ITB: Matt Cooke whistles nonchalantly when told of Bin Laden’s deat
Posted 02 May 2011 - 07:46 PM
Could Matt Cooke have claimed his biggest head shot victim to date?
As the news broke late Sunday night that Al-Qaeda leader Osama bin Laden had been killed by a shot to the head, Pittsburgh Penguin enforcer Cooke was seen standing near a wall, whistling nonchalantly while pandemonium erupted around him.
“I told him that Osama Bin Laden had been killed by a shot to the head, and he just kind of smirked and whistled,” said Pittsburgh resident William Parsen.
Cooke, who was suspended for last ten game of the 2010-’11 regular season and the first round of the playoffs – which turned out to be the Penguins entire run – was evasive when asked about his whereabouts in recent days.
“Oh, y’know, here and there,” said Cooke, eyes darting from left to right and back again. “What’s that you say? He was killed by a head shot?
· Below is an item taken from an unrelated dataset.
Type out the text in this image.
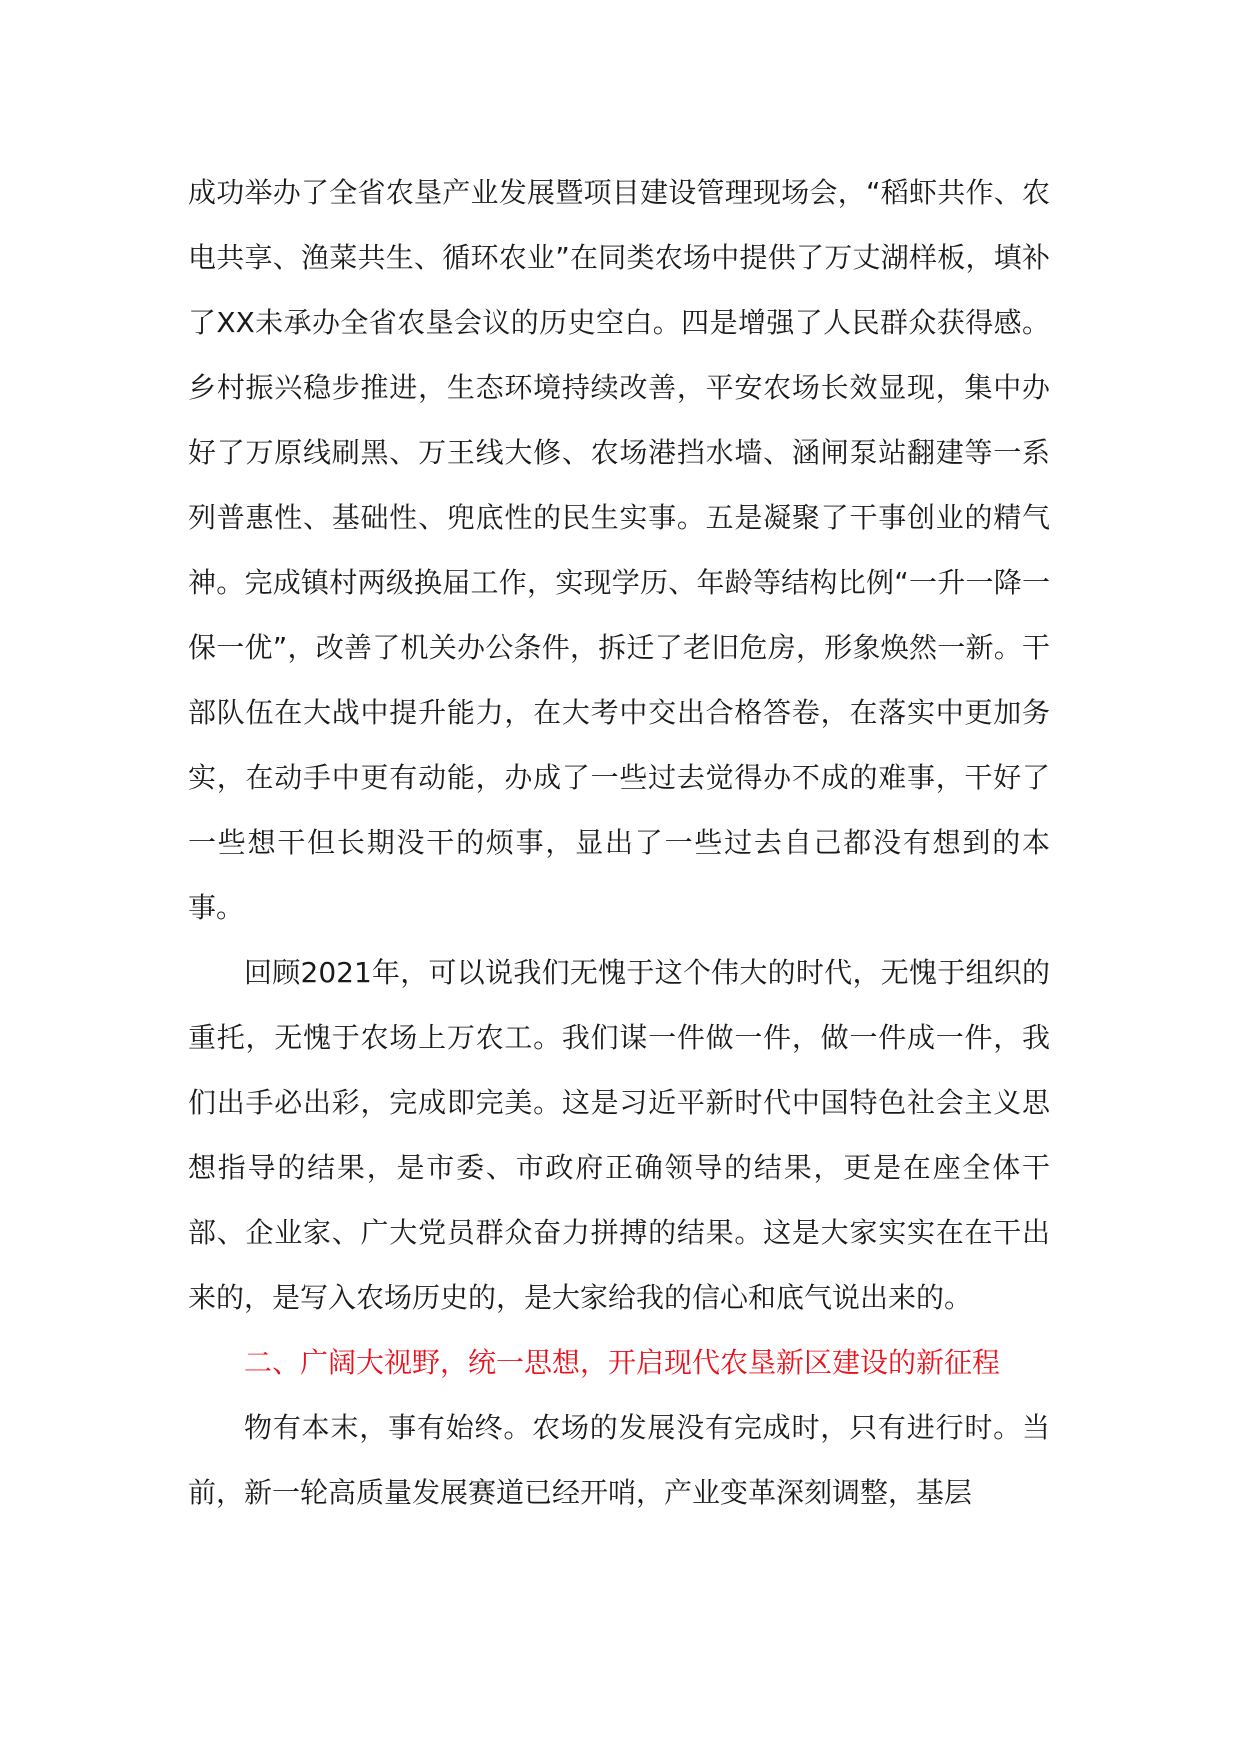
成功举办了全省农垦产业发展暨项目建设管理现场会，“稻虾共作、农电共享、渔菜共生、循环农业”在同类农场中提供了万丈湖样板，填补了XX未承办全省农垦会议的历史空白。四是增强了人民群众获得感。乡村振兴稳步推进，生态环境持续改善，平安农场长效显现，集中办好了万原线刷黑、万王线大修、农场港挡水墙、涵闸泵站翻建等一系列普惠性、基础性、兜底性的民生实事。五是凝聚了干事创业的精气神。完成镇村两级换届工作，实现学历、年龄等结构比例“一升一降一保一优”，改善了机关办公条件，拆迁了老旧危房，形象焕然一新。干部队伍在大战中提升能力，在大考中交出合格答卷，在落实中更加务实，在动手中更有动能，办成了一些过去觉得办不成的难事，干好了一些想干但长期没干的烦事，显出了一些过去自己都没有想到的本事。

回顾2021年，可以说我们无愧于这个伟大的时代，无愧于组织的重托，无愧于农场上万农工。我们谋一件做一件，做一件成一件，我们出手必出彩，完成即完美。这是习近平新时代中国特色社会主义思想指导的结果，是市委、市政府正确领导的结果，更是在座全体干部、企业家、广大党员群众奋力拼搏的结果。这是大家实实在在干出来的，是写入农场历史的，是大家给我的信心和底气说出来的。

二、广阔大视野，统一思想，开启现代农垦新区建设的新征程

物有本末，事有始终。农场的发展没有完成时，只有进行时。当前，新一轮高质量发展赛道已经开哨，产业变革深刻调整，基层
Weird. I, uh…I don’t know nothing about that.”
But where was he when Bin Laden was taken down?
“Oh, I was just camping out in this cute little resort town, Abbotta-,” said Cooke before catching himself. “Or perhaps I’ve said too much. He lookit that flying unicorn over there!” he added. When a slow-witted ItB reporter turned to see the mythical creature, he was naturally hit from behind by Cooke, who then vanished.
Meanwhile, NHL disciplinarian Colin Campbell issued a press release late Sunday night, saying simply, “See? Not all head shots are bad. Get off my balls already.”